Daring Fireball blogger John Gruber, a veteran Apple observer, thinks signs point to the latter.
"Most people today still buy phones the same way they did in 2006: they go to their local mobile carrier store and buy whatever the sales staff there convinces them to buy. Over 100 million times, that's been an Android phone," he wrote recently. "[But] the tablet market doesn't today look anything like the smartphone market ever did. The iPad didn't enter the tablet market. It created the tablet market."
Apple has sold more than 28 million iPads -- and for many tablet buyers, it's still the only game in town. About 93% of current tablet users are iPad owners, and a whopping 94% of potential buyers are looking at the iPad, according to a report this month from R.W. Baird. Second place for potential buyers, with a distant 10%, is the now-dead TouchPad.
IDC's Mainelli cites two key reasons for Apple's iPod dominance: Its design superiority and iTunes. By making it cheap, convenient and easy to get music, Apple created an entire gadget-and-content ecosystem its rivals couldn't match.

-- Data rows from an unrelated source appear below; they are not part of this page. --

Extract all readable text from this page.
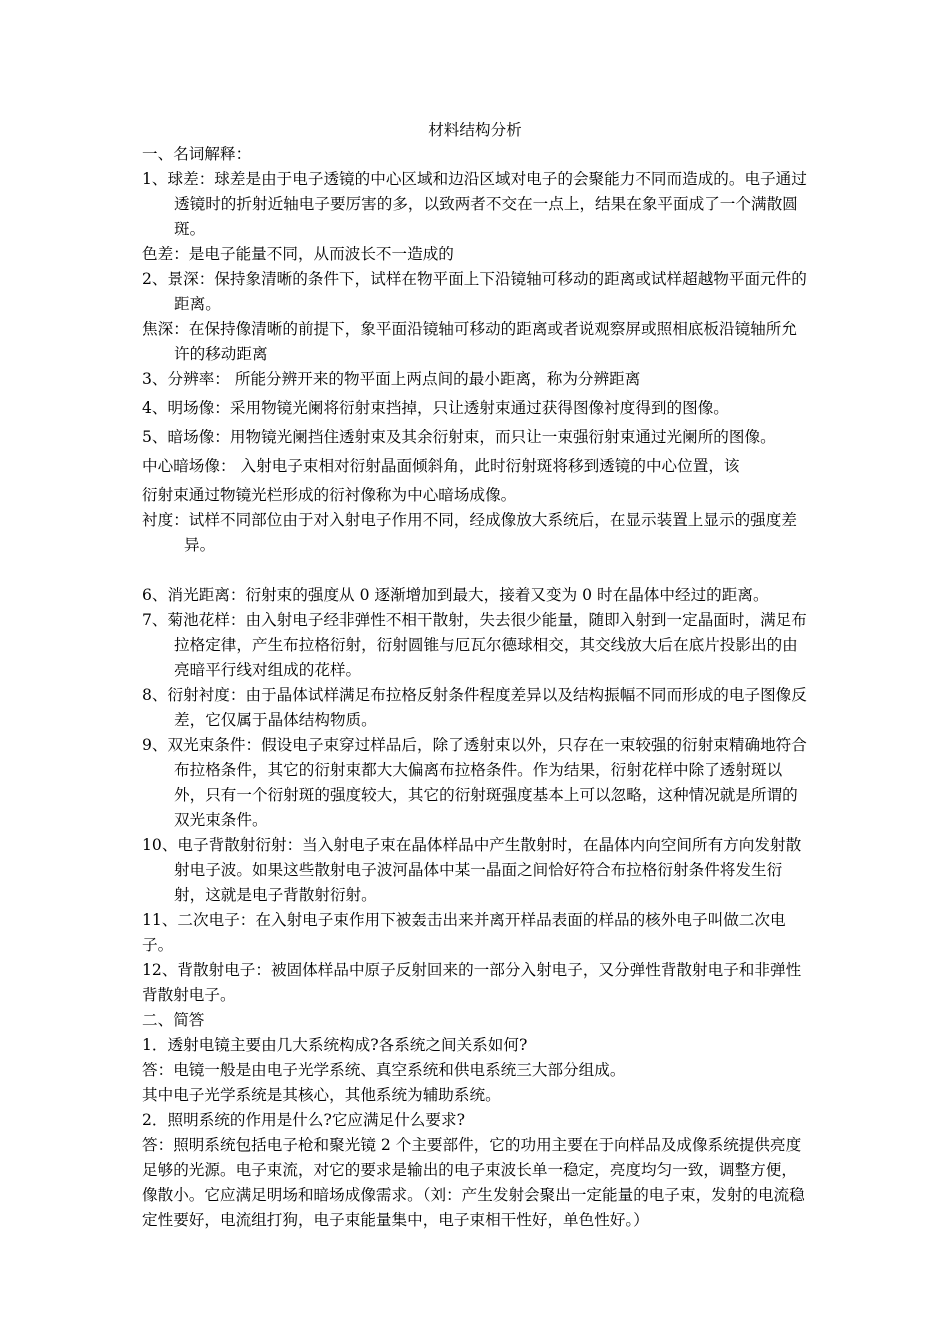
材料结构分析

一、名词解释：

1、球差：球差是由于电子透镜的中心区域和边沿区域对电子的会聚能力不同而造成的。电子通过透镜时的折射近轴电子要厉害的多，以致两者不交在一点上，结果在象平面成了一个满散圆斑。

色差：是电子能量不同，从而波长不一造成的

2、景深：保持象清晰的条件下，试样在物平面上下沿镜轴可移动的距离或试样超越物平面元件的距离。

焦深：在保持像清晰的前提下，象平面沿镜轴可移动的距离或者说观察屏或照相底板沿镜轴所允许的移动距离

3、分辨率： 所能分辨开来的物平面上两点间的最小距离，称为分辨距离

4、明场像：采用物镜光阑将衍射束挡掉，只让透射束通过获得图像衬度得到的图像。

5、暗场像：用物镜光阑挡住透射束及其余衍射束，而只让一束强衍射束通过光阑所的图像。

中心暗场像： 入射电子束相对衍射晶面倾斜角，此时衍射斑将移到透镜的中心位置，该

衍射束通过物镜光栏形成的衍衬像称为中心暗场成像。

衬度：试样不同部位由于对入射电子作用不同，经成像放大系统后，在显示装置上显示的强度差异。

6、消光距离：衍射束的强度从 0 逐渐增加到最大，接着又变为 0 时在晶体中经过的距离。

7、菊池花样：由入射电子经非弹性不相干散射，失去很少能量，随即入射到一定晶面时，满足布拉格定律，产生布拉格衍射，衍射圆锥与厄瓦尔德球相交，其交线放大后在底片投影出的由亮暗平行线对组成的花样。

8、衍射衬度：由于晶体试样满足布拉格反射条件程度差异以及结构振幅不同而形成的电子图像反差，它仅属于晶体结构物质。

9、双光束条件：假设电子束穿过样品后，除了透射束以外，只存在一束较强的衍射束精确地符合布拉格条件，其它的衍射束都大大偏离布拉格条件。作为结果，衍射花样中除了透射斑以外，只有一个衍射斑的强度较大，其它的衍射斑强度基本上可以忽略，这种情况就是所谓的双光束条件。

10、电子背散射衍射：当入射电子束在晶体样品中产生散射时，在晶体内向空间所有方向发射散射电子波。如果这些散射电子波河晶体中某一晶面之间恰好符合布拉格衍射条件将发生衍射，这就是电子背散射衍射。

11、二次电子：在入射电子束作用下被轰击出来并离开样品表面的样品的核外电子叫做二次电子。

12、背散射电子：被固体样品中原子反射回来的一部分入射电子，又分弹性背散射电子和非弹性背散射电子。

二、简答

1．透射电镜主要由几大系统构成?各系统之间关系如何?

答：电镜一般是由电子光学系统、真空系统和供电系统三大部分组成。

其中电子光学系统是其核心，其他系统为辅助系统。

2．照明系统的作用是什么?它应满足什么要求?

答：照明系统包括电子枪和聚光镜 2 个主要部件，它的功用主要在于向样品及成像系统提供亮度足够的光源。电子束流，对它的要求是输出的电子束波长单一稳定，亮度均匀一致，调整方便，像散小。它应满足明场和暗场成像需求。（刘：产生发射会聚出一定能量的电子束，发射的电流稳定性要好，电流组打狗，电子束能量集中，电子束相干性好，单色性好。）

The App Store faces more obstacles -- especially if Apple keeps alienating major content publishers by demanding a big cut of their in-app sales -- but it's already stocked with an unmatched software lineup.
"Apple has built an entire ecosystem to support and enrich the iPad for both customers and developers," says Instapaper creator Marco Arment. "A successful mass-market iPad competitor needs to be so good that people will ignore all of that, buy it in large quantities, and let it develop its own entire ecosystem."
Who could challenge Apple: There's a dark horse in the tablet race: Amazon (AMZN, Fortune 500).
The e-commerce Goliath is reportedly working on a tablet expected to debut this fall.
"Amazon could make tons of money selling you the services, which means they can afford to sell you a tablet at cost," Mainelli says.
The "give 'em the razor, make money on the blades" business model could be the key to beating the iPad: undercutting Apple on price.
"The conventional wisdom is if you can buy No. 1, the iPad, for the same price, then why would you buy anything else?" Mainelli says. "People will pay more for Apple devices and the Apple experience, period. So to beat them, you've got to come in significantly cheaper."
But until someone finds that secret sauce, analysts are dialing back their forecasts about the tablet market's diversity. Earlier this year, IHS iSuppli predicted that Apple's tablet market share would drop below 50% in late 2012. Now, the firm thinks that won't happen until 2014.
"This isn't the type of thing where the competition can sit back and say, 'we're not going to play,'" says IHS iSuppli's Alexander. "An initial failure doesn't necessarily mean long-term failure."
"Eventually, it will be more than an Apple market," agrees IDC's Mainelli. "What's less clear is when the competitors will start to come in."
But the real question may not be "when" a real rival will emerge. It's "if."